Arguably, a domestic fight would have given his come-back a bit more edge.
But Rabchanka, who has fought only once since 2016, appeared in the frame.
“I was a little bit surprised at that announcement” said Rhodes, who now has his own fight stable out of Shalesmoor.
“I felt he’d gone off the scene a bit after he got beat in Australia. I have not seen much of him since he lost that one to Anthony Mundine (2014.) It was on a close decision but his other defeat to Tony Harrison (2016) when he was stopped - well, neither were against very special kids.
“But they (Matchroom, promoters) are just testing the waters at light middleweight, in what is Kell’s comeback fight after two losses.”
Rabchanka is a former European and WBC silver champion - but is he past his best?
“I think he is an OK fighter but nothing special.
“The last kid he fought (Siarhei Krapshyla) had a won four lost 18 record.

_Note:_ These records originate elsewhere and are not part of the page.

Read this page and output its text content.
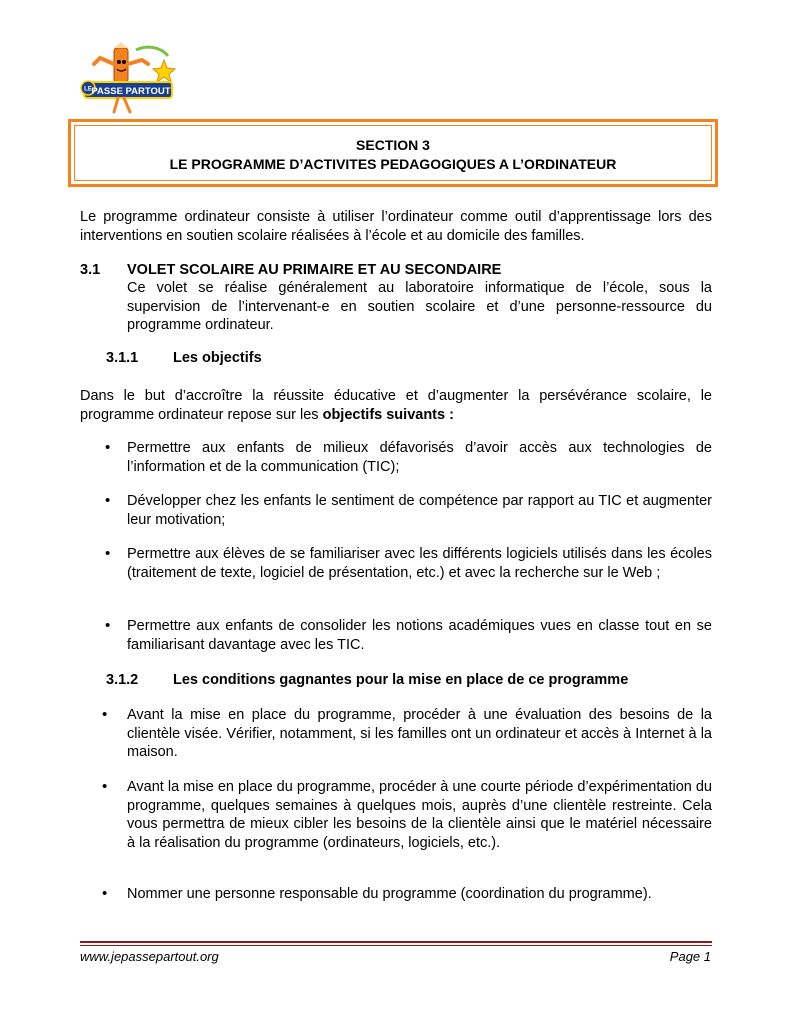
LE PASSE PARTOUT
SECTION 3
LE PROGRAMME D’ACTIVITES PEDAGOGIQUES A L’ORDINATEUR
Le programme ordinateur consiste à utiliser l’ordinateur comme outil d’apprentissage lors des interventions en soutien scolaire réalisées à l’école et au domicile des familles.
3.1 VOLET SCOLAIRE AU PRIMAIRE ET AU SECONDAIRE
Ce volet se réalise généralement au laboratoire informatique de l’école, sous la supervision de l’intervenant-e en soutien scolaire et d’une personne-ressource du programme ordinateur.
3.1.1 Les objectifs
Dans le but d’accroître la réussite éducative et d’augmenter la persévérance scolaire, le programme ordinateur repose sur les objectifs suivants :
• Permettre aux enfants de milieux défavorisés d’avoir accès aux technologies de l’information et de la communication (TIC);
• Développer chez les enfants le sentiment de compétence par rapport au TIC et augmenter leur motivation;
• Permettre aux élèves de se familiariser avec les différents logiciels utilisés dans les écoles (traitement de texte, logiciel de présentation, etc.) et avec la recherche sur le Web ;
• Permettre aux enfants de consolider les notions académiques vues en classe tout en se familiarisant davantage avec les TIC.
3.1.2 Les conditions gagnantes pour la mise en place de ce programme
• Avant la mise en place du programme, procéder à une évaluation des besoins de la clientèle visée. Vérifier, notamment, si les familles ont un ordinateur et accès à Internet à la maison.
• Avant la mise en place du programme, procéder à une courte période d’expérimentation du programme, quelques semaines à quelques mois, auprès d’une clientèle restreinte. Cela vous permettra de mieux cibler les besoins de la clientèle ainsi que le matériel nécessaire à la réalisation du programme (ordinateurs, logiciels, etc.).
• Nommer une personne responsable du programme (coordination du programme).
www.jepassepartout.org	Page 1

“And the one before that (Robizoni Omsarashvili) had won 25 lost 13.
“So Rabchanka has not been making big waves out there in his last two fights...against basic kids.”
Rhodes, though made an unusual observation: “Kell is coming back off two losses and who knows what that has done to Kell, mentally?
“You hear stories that he struggles to be motivated for some fights, Rabchanka is not Gennady Golovkin or Spence, so a lot of questions will be answered in this one.”
RHODES V RABCHANKA - the final fight.
Rhodes recalls: “It was a vacant European title, in 2012.
“I felt fine during that fight, he wasn’t stronger than me, I always knew exactly what he was going to do in the fight.
“He was pretty heavy-handed but not a massive puncher.
“He had hit me with some decent shots but he hadn’t wobbled me.
“Then he caught me with a body shot and took the wind out of my sails. I tried to continue but I had nothing left in me.”
Before the fight, Rhodes had been privately been concerned that his counter-punching timing - which he heavily relied on - was slightly out of kilter, as age was setting in.
So he made the decision to retire after defeat to the man from Minsk.
“I’d had 18 years as a professional, I’d had a great career, but he got me at the right time.
“He was fresh unbeaten and making a lot of noise. But that was then, not now. Against Kell - he’s not the same man now. I am backing Kell to win this.”